Start by going on the demo dataset download web page.http://rsat.scmbb.ulb.ac.be/rsat/data/neat_tuto_data/ and downloading the MIPS complex network file (complexes_rm_00_ad_00.tab) and the complexes (mips_complexes.tab).
alter-graph -v 1 -i complexes_rm_00_ad_00.tab \ -rm_edges 10% -add_edges 10% \ | cut -f 1,2 | grep -v ';' > complexes_rm_10_ad_10.tabRe-use this command, but modify the percentage of removed (-rm_edges 50%) and added edges (-add_edges 100%). Save the resulting file with name complexes_rm_50_ad_100.tab.
random-graph -v 1 -i complexes_rm_00_ad_00.tab \ -random_type node_degree \ | cut -f 1,2 | grep -v ';' > complexes_rm_00_ad_00_random.tab
mcl complexes_rm_00_ad_00.tab \ --abc -I 1.8 -o complexes_rm_00_ad_00_clusters.mcl
convert-classes -i complexes_rm_00_ad_00_clusters.mcl -from mcl -to tab -o complexes_rm_00_ad_00_clusters.tab
compare-classes -q complexes_rm_00_ad_00_clusters.tab \ -r mips_complexes.tab \ -matrix QR \ -o complexes_rm_00_ad_00_clusters_cc_complexes_matrix.tab
contingency-stats -i complexes_rm_00_ad_00_clusters_cc_complexes_matrix.tab \ -o contigency_stats_ad_00_rm_00.tab
Repeat these steps for complexes_rm_10_ad_10.tab, complexes_rm_50_ad_100.tab and complexes_rm_00_ad_00_random.tab and save the resulting files under the names contigency_stats_ad_10_rm_10.tab, contigency_stats_ad_50_rm_100.tab, contigency_stats_ad_00_rm_00_random.tab, respectively.
We will now compare the performances of MCL when applied to networks containing an increasing proportion of noise or no signal at all.
See the previous chapter (Graph clustering) for a complete description of a contigency table.
The table summarizes the kind of values that should be obtained for the metrics described in the previous section.

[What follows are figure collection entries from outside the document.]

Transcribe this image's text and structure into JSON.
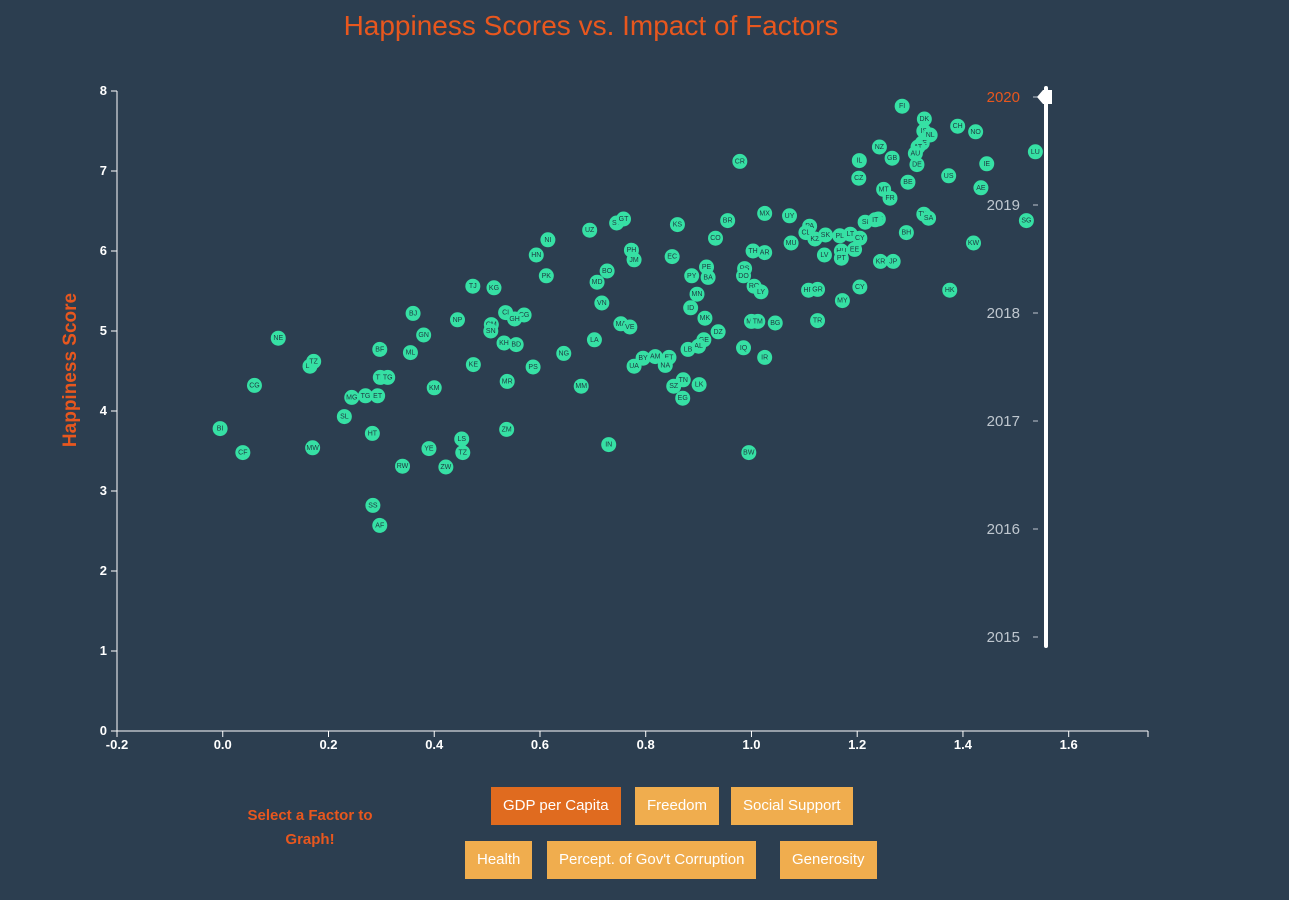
{
  "title": "Happiness Scores vs. Impact of Factors",
  "factor_prompt": "Select a Factor to Graph!",
  "buttons": {
    "gdp": "GDP per Capita",
    "freedom": "Freedom",
    "social": "Social Support",
    "health": "Health",
    "corruption": "Percept. of Gov't Corruption",
    "generosity": "Generosity"
  },
  "active_factor": "GDP per Capita",
  "slider": {
    "years": [
      "2020",
      "2019",
      "2018",
      "2017",
      "2016",
      "2015"
    ],
    "selected": "2020"
  },
  "colors": {
    "background": "#2c3e50",
    "accent": "#e8571e",
    "dot": "#36e0a4",
    "button": "#f0ad4e",
    "button_active": "#e06b1f"
  },
  "chart_data": {
    "type": "scatter",
    "title": "Happiness Scores vs. Impact of Factors",
    "xlabel": "",
    "ylabel": "Happiness Score",
    "xlim": [
      -0.2,
      1.75
    ],
    "ylim": [
      0,
      8
    ],
    "xticks": [
      -0.2,
      0.0,
      0.2,
      0.4,
      0.6,
      0.8,
      1.0,
      1.2,
      1.4,
      1.6
    ],
    "yticks": [
      0,
      1,
      2,
      3,
      4,
      5,
      6,
      7,
      8
    ],
    "grid": false,
    "points": [
      [
        "FI",
        1.285,
        7.81
      ],
      [
        "DK",
        1.327,
        7.65
      ],
      [
        "IS",
        1.326,
        7.5
      ],
      [
        "NL",
        1.338,
        7.45
      ],
      [
        "CH",
        1.39,
        7.56
      ],
      [
        "NO",
        1.424,
        7.49
      ],
      [
        "SE",
        1.323,
        7.35
      ],
      [
        "AT",
        1.315,
        7.3
      ],
      [
        "NZ",
        1.242,
        7.3
      ],
      [
        "LU",
        1.537,
        7.24
      ],
      [
        "AU",
        1.31,
        7.22
      ],
      [
        "IL",
        1.204,
        7.13
      ],
      [
        "GB",
        1.266,
        7.16
      ],
      [
        "DE",
        1.313,
        7.08
      ],
      [
        "IE",
        1.445,
        7.09
      ],
      [
        "CR",
        0.978,
        7.12
      ],
      [
        "US",
        1.373,
        6.94
      ],
      [
        "CZ",
        1.203,
        6.91
      ],
      [
        "BE",
        1.296,
        6.86
      ],
      [
        "MT",
        1.25,
        6.77
      ],
      [
        "AE",
        1.434,
        6.79
      ],
      [
        "FR",
        1.262,
        6.66
      ],
      [
        "MX",
        1.025,
        6.47
      ],
      [
        "TW",
        1.326,
        6.46
      ],
      [
        "UY",
        1.072,
        6.44
      ],
      [
        "SA",
        1.335,
        6.41
      ],
      [
        "ES",
        1.24,
        6.4
      ],
      [
        "SG",
        1.52,
        6.38
      ],
      [
        "SI",
        1.215,
        6.36
      ],
      [
        "IT",
        1.234,
        6.39
      ],
      [
        "SV",
        0.745,
        6.35
      ],
      [
        "GT",
        0.758,
        6.4
      ],
      [
        "BR",
        0.955,
        6.38
      ],
      [
        "KS",
        0.86,
        6.33
      ],
      [
        "PA",
        1.11,
        6.31
      ],
      [
        "CL",
        1.103,
        6.23
      ],
      [
        "UZ",
        0.694,
        6.26
      ],
      [
        "BH",
        1.293,
        6.23
      ],
      [
        "CO",
        0.932,
        6.16
      ],
      [
        "NI",
        0.615,
        6.14
      ],
      [
        "KZ",
        1.12,
        6.15
      ],
      [
        "PL",
        1.167,
        6.19
      ],
      [
        "LT",
        1.187,
        6.21
      ],
      [
        "SK",
        1.14,
        6.2
      ],
      [
        "CY",
        1.205,
        6.16
      ],
      [
        "KW",
        1.42,
        6.1
      ],
      [
        "MU",
        1.075,
        6.1
      ],
      [
        "TH",
        1.003,
        6.0
      ],
      [
        "EE",
        1.195,
        6.02
      ],
      [
        "AR",
        1.025,
        5.98
      ],
      [
        "HU",
        1.17,
        6.0
      ],
      [
        "PH",
        0.773,
        6.01
      ],
      [
        "HN",
        0.593,
        5.95
      ],
      [
        "LV",
        1.138,
        5.95
      ],
      [
        "EC",
        0.85,
        5.93
      ],
      [
        "PT",
        1.17,
        5.91
      ],
      [
        "JM",
        0.778,
        5.89
      ],
      [
        "KR",
        1.244,
        5.87
      ],
      [
        "JP",
        1.268,
        5.87
      ],
      [
        "PE",
        0.915,
        5.8
      ],
      [
        "BO",
        0.727,
        5.75
      ],
      [
        "RS",
        0.987,
        5.78
      ],
      [
        "PY",
        0.887,
        5.69
      ],
      [
        "BA",
        0.918,
        5.67
      ],
      [
        "DO",
        0.985,
        5.69
      ],
      [
        "PK",
        0.612,
        5.69
      ],
      [
        "MD",
        0.708,
        5.61
      ],
      [
        "TJ",
        0.473,
        5.56
      ],
      [
        "KG",
        0.513,
        5.54
      ],
      [
        "RO",
        1.005,
        5.56
      ],
      [
        "LY",
        1.018,
        5.49
      ],
      [
        "CY",
        1.205,
        5.55
      ],
      [
        "HR",
        1.108,
        5.51
      ],
      [
        "GR",
        1.125,
        5.52
      ],
      [
        "HK",
        1.375,
        5.51
      ],
      [
        "MN",
        0.897,
        5.46
      ],
      [
        "MY",
        1.172,
        5.38
      ],
      [
        "VN",
        0.717,
        5.35
      ],
      [
        "ID",
        0.885,
        5.29
      ],
      [
        "BJ",
        0.36,
        5.22
      ],
      [
        "CI",
        0.535,
        5.23
      ],
      [
        "CG",
        0.57,
        5.2
      ],
      [
        "GH",
        0.552,
        5.15
      ],
      [
        "NP",
        0.444,
        5.14
      ],
      [
        "MK",
        0.912,
        5.16
      ],
      [
        "ME",
        1.0,
        5.12
      ],
      [
        "TM",
        1.012,
        5.12
      ],
      [
        "TR",
        1.125,
        5.13
      ],
      [
        "BG",
        1.045,
        5.1
      ],
      [
        "MA",
        0.753,
        5.09
      ],
      [
        "VE",
        0.77,
        5.05
      ],
      [
        "CM",
        0.508,
        5.08
      ],
      [
        "DZ",
        0.937,
        4.99
      ],
      [
        "SN",
        0.507,
        5.0
      ],
      [
        "GN",
        0.38,
        4.95
      ],
      [
        "LA",
        0.703,
        4.89
      ],
      [
        "GE",
        0.91,
        4.89
      ],
      [
        "KH",
        0.532,
        4.85
      ],
      [
        "BD",
        0.555,
        4.83
      ],
      [
        "AL",
        0.9,
        4.81
      ],
      [
        "BF",
        0.297,
        4.77
      ],
      [
        "IQ",
        0.985,
        4.79
      ],
      [
        "ML",
        0.355,
        4.73
      ],
      [
        "NG",
        0.645,
        4.72
      ],
      [
        "LB",
        0.88,
        4.77
      ],
      [
        "IR",
        1.025,
        4.67
      ],
      [
        "AM",
        0.818,
        4.68
      ],
      [
        "BY",
        0.795,
        4.66
      ],
      [
        "ET",
        0.844,
        4.67
      ],
      [
        "UA",
        0.778,
        4.56
      ],
      [
        "NA",
        0.837,
        4.57
      ],
      [
        "KE",
        0.474,
        4.58
      ],
      [
        "NE",
        0.105,
        4.91
      ],
      [
        "LR",
        0.165,
        4.56
      ],
      [
        "TZ",
        0.172,
        4.62
      ],
      [
        "PS",
        0.587,
        4.55
      ],
      [
        "TD",
        0.298,
        4.42
      ],
      [
        "TG",
        0.312,
        4.42
      ],
      [
        "MR",
        0.538,
        4.37
      ],
      [
        "TN",
        0.871,
        4.39
      ],
      [
        "LK",
        0.901,
        4.33
      ],
      [
        "MM",
        0.678,
        4.31
      ],
      [
        "KM",
        0.4,
        4.29
      ],
      [
        "SZ",
        0.853,
        4.31
      ],
      [
        "CG",
        0.06,
        4.32
      ],
      [
        "MG",
        0.244,
        4.17
      ],
      [
        "TG",
        0.27,
        4.19
      ],
      [
        "ET",
        0.293,
        4.19
      ],
      [
        "EG",
        0.87,
        4.16
      ],
      [
        "SL",
        0.23,
        3.93
      ],
      [
        "HT",
        0.283,
        3.72
      ],
      [
        "BI",
        -0.005,
        3.78
      ],
      [
        "LS",
        0.452,
        3.65
      ],
      [
        "ZM",
        0.537,
        3.77
      ],
      [
        "IN",
        0.73,
        3.58
      ],
      [
        "CF",
        0.038,
        3.48
      ],
      [
        "MW",
        0.17,
        3.54
      ],
      [
        "YE",
        0.39,
        3.53
      ],
      [
        "TZ",
        0.454,
        3.48
      ],
      [
        "BW",
        0.995,
        3.48
      ],
      [
        "RW",
        0.34,
        3.31
      ],
      [
        "ZW",
        0.422,
        3.3
      ],
      [
        "SS",
        0.284,
        2.82
      ],
      [
        "AF",
        0.297,
        2.57
      ]
    ]
  }
}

As the alteration and the randomization procedure are random processes, you should not obtain exactly the same results.
# | true | ad10 / rm10 | ad100 / rm50 | random |
---|---|---|---|---|
ncol | 125 | 114 | 713 | 361 |
nrow | 220 | 220 | 220 | 220 |
mean | 0.0569 | 0.0624 | 0.00998 | 0.0197 |
Sn | 0.998 | 0.985 | 0.418 | 0.291 |
PPV | 0.884 | 0.836 | 0.867 | 0.459 |
acc | 0.941 | 0.91 | 0.642 | 0.375 |
acc_g | 0.939 | 0.907 | 0.602 | 0.365 |
Sn_w | 0.997 | 0.992 | 0.502 | 0.157 |
PPV_w | 0.621 | 0.62 | 0.688 | 0.244 |
acc_g_w | 0.787 | 0.785 | 0.588 | 0.196 |
sep_r | 0.567 | 0.507 | 0.676 | 0.192 |
sep_c | 0.998 | 0.979 | 0.208 | 0.117 |
sep | 0.752 | 0.704 | 0.375 | 0.15 |
As expected, the value of the global parameters, the geometric accuracy (row acc_g), the weighted geometric accuracy (row acc_g_w) and the separation (row sep) decrease drastically as the network contain less and less relevant information.
We can observe that the sensitivity is more affected than the PPV and that the complex wise separation (sep_r) is more affected than the cluster wise separation. This is due to the fact that by increasing the noise, MCL increases the number of small sized clusters (ncol) too and, as we saw in previous section, this has an impact on the sensitivity.

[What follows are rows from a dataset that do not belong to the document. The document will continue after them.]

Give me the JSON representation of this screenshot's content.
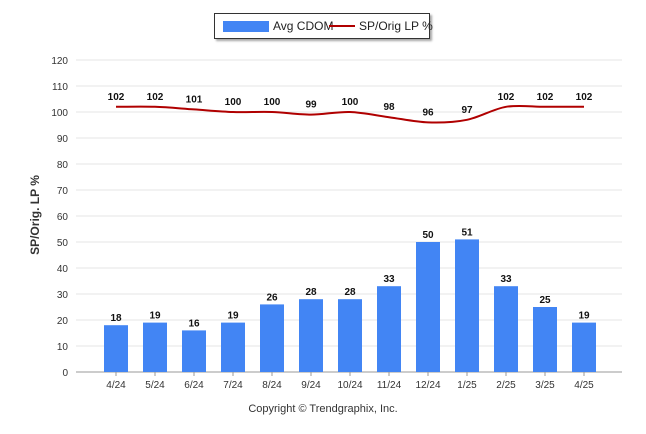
{
  "chart_data": {
    "type": "bar",
    "categories": [
      "4/24",
      "5/24",
      "6/24",
      "7/24",
      "8/24",
      "9/24",
      "10/24",
      "11/24",
      "12/24",
      "1/25",
      "2/25",
      "3/25",
      "4/25"
    ],
    "series": [
      {
        "name": "Avg CDOM",
        "type": "bar",
        "color": "#4285f4",
        "values": [
          18,
          19,
          16,
          19,
          26,
          28,
          28,
          33,
          50,
          51,
          33,
          25,
          19
        ]
      },
      {
        "name": "SP/Orig LP %",
        "type": "line",
        "color": "#b00000",
        "values": [
          102,
          102,
          101,
          100,
          100,
          99,
          100,
          98,
          96,
          97,
          102,
          102,
          102
        ]
      }
    ],
    "ylabel": "SP/Orig. LP %",
    "ylim": [
      0,
      120
    ],
    "yticks": [
      0,
      10,
      20,
      30,
      40,
      50,
      60,
      70,
      80,
      90,
      100,
      110,
      120
    ],
    "grid": true,
    "legend": "top-center"
  },
  "footer": {
    "copyright": "Copyright © Trendgraphix, Inc."
  }
}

Note that with a random graph, we would have a separation of 0.15 but an unweighted geometric accuracy of 0.365 which is far from being 0. The relatively good performances of MCL on the highly altered graph must thus be taken with caution as the gain in performances is only of 23%. This illustrates the interest of using negative controls.